The Militant (logo)  
   Vol. 69/No. 15           April 18, 2005  
 
 
25 and 50 years ago
 
April 18, 1980
SAN JOSE—One thousand Chicanas and Latinas from throughout the United States and Mexico attended the National Hispanic Feminist Conference held here March 28-31.

Support for the May 10 march and rally in Chicago for the Equal Rights Amendment, called by the National Organization for Women, was a major theme of the proceedings.

Eleanor Smeal, president of NOW, gave greetings to the conference and urged everyone to come to Chicago on May 10. Several ERA workshops featured NOW leaders such as Jane Wells-Schooley, vice-president, and other panelists who spoke on ERA and the Chicago action.

A resolution in support of ERA ratification was overwhelmingly passed, and the ERA appeared in Spanish and English in the front of the conference brochure.

Equally significant was the conference vote to go on record in opposition to the draft for both women and men.

The participants voiced support to the very struggles that the U.S. government wants to use young men and women as troops to crush. Loud applause greeted passage of a resolution calling for a halt to all U.S. military aid to the Salvadoran junta and for granting aid to Nicaragua with no strings attached.  
 
April 18, 1955
On April 11 the U.S. Supreme Court finally began to hear arguments on how and when its school desegregation ruling of almost a year ago should be put into effect. Lawyers for Negro children and their parents urged the court to make a ruling that would start desegregation rolling in the South at the beginning of next year’s school term or at the latest the school year after next.

Lawyers for the border states—those Southern states which were not boycotting the hearings—presented a line of argument which would make the Supreme Court’s May 17, 1954 ruling a dead letter as far as compulsory desegregation was concerned.
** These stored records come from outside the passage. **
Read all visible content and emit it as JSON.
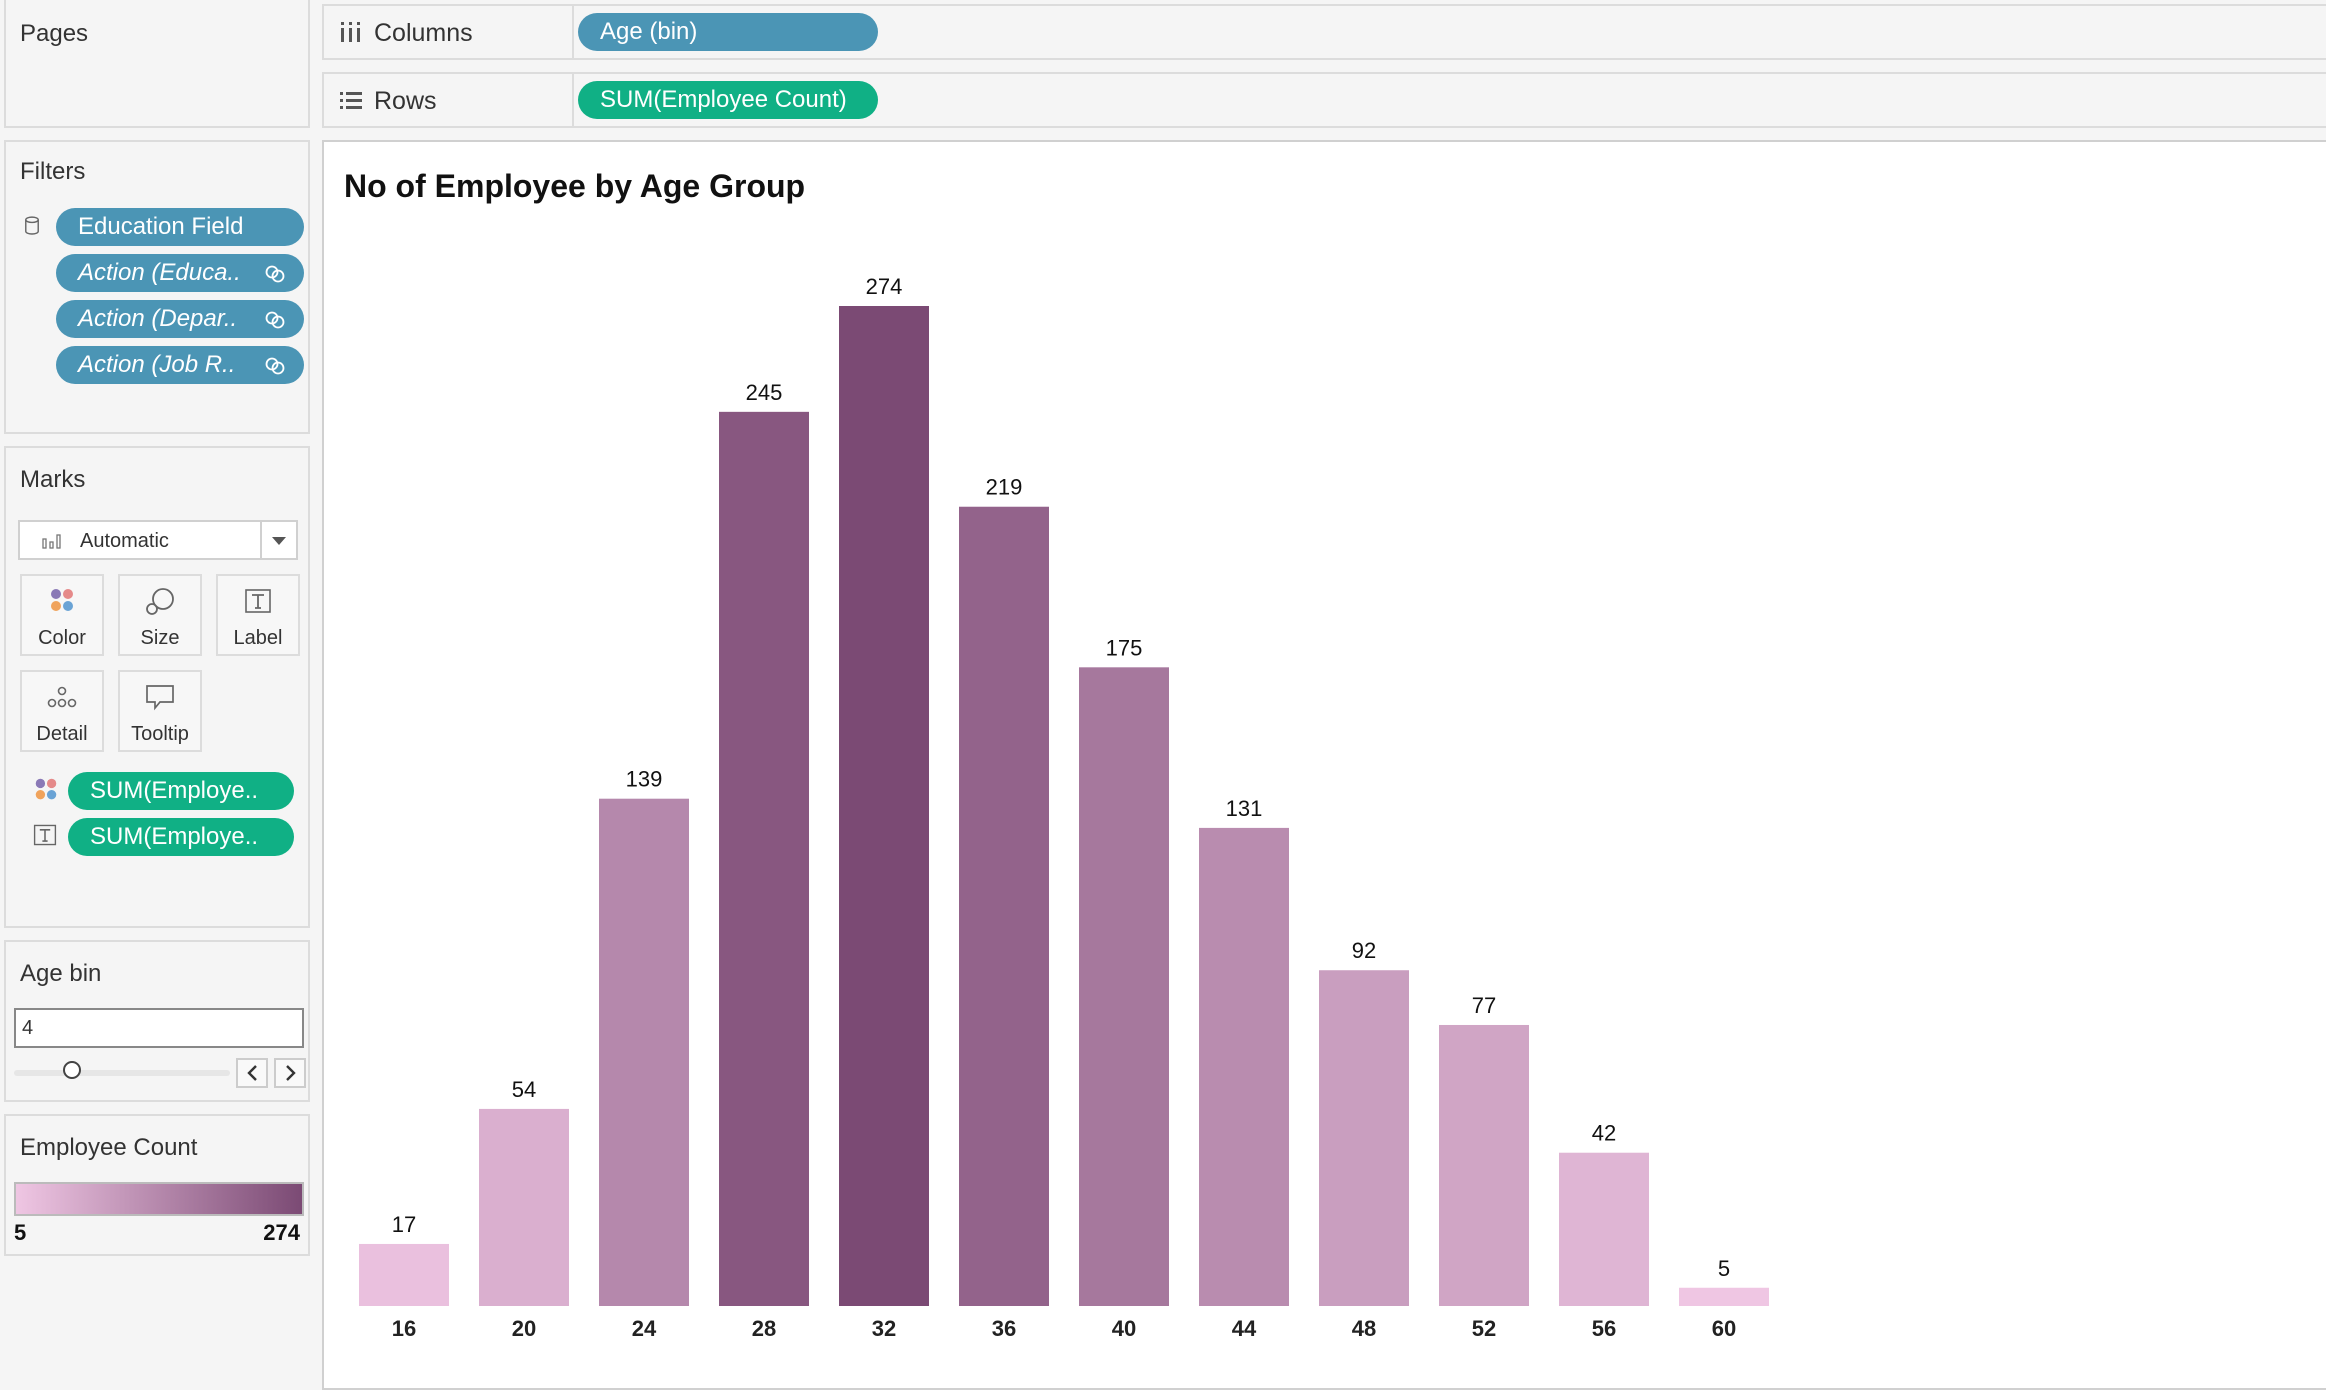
{
  "pages": {
    "title": "Pages"
  },
  "columns_shelf": {
    "label": "Columns",
    "pill": "Age (bin)"
  },
  "rows_shelf": {
    "label": "Rows",
    "pill": "SUM(Employee Count)"
  },
  "filters": {
    "title": "Filters",
    "items": [
      {
        "label": "Education Field"
      },
      {
        "label": "Action (Educa..",
        "linked": true
      },
      {
        "label": "Action (Depar..",
        "linked": true
      },
      {
        "label": "Action (Job R..",
        "linked": true
      }
    ]
  },
  "marks": {
    "title": "Marks",
    "type": "Automatic",
    "buttons": {
      "color": "Color",
      "size": "Size",
      "label": "Label",
      "detail": "Detail",
      "tooltip": "Tooltip"
    },
    "fields": [
      {
        "icon": "color-dots-icon",
        "label": "SUM(Employe.."
      },
      {
        "icon": "text-label-icon",
        "label": "SUM(Employe.."
      }
    ]
  },
  "age_bin": {
    "title": "Age bin",
    "value": "4",
    "slider_fraction": 0.27
  },
  "legend": {
    "title": "Employee Count",
    "min": "5",
    "max": "274",
    "color_low": "#efc6e3",
    "color_high": "#7b4a74"
  },
  "chart_data": {
    "type": "bar",
    "title": "No of Employee by Age Group",
    "categories": [
      "16",
      "20",
      "24",
      "28",
      "32",
      "36",
      "40",
      "44",
      "48",
      "52",
      "56",
      "60"
    ],
    "values": [
      17,
      54,
      139,
      245,
      274,
      219,
      175,
      131,
      92,
      77,
      42,
      5
    ],
    "color_scale": {
      "min": 5,
      "max": 274,
      "low": "#efc6e3",
      "high": "#7b4a74"
    },
    "ylim": [
      0,
      274
    ],
    "grid": false
  }
}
The announced purpose of these hearings—the implementation installment of the Court’s decision—was to decide ways, means and time limits of enforcing the earlier decision that school segregation was unconstitutional. Yet the attorneys-general and legal representatives of the Jim Crow school states didn’t argue about how or when desegregation should begin but tried to prove that desegregation was impractical, unhealthy, undesirable, impossible and dangerous.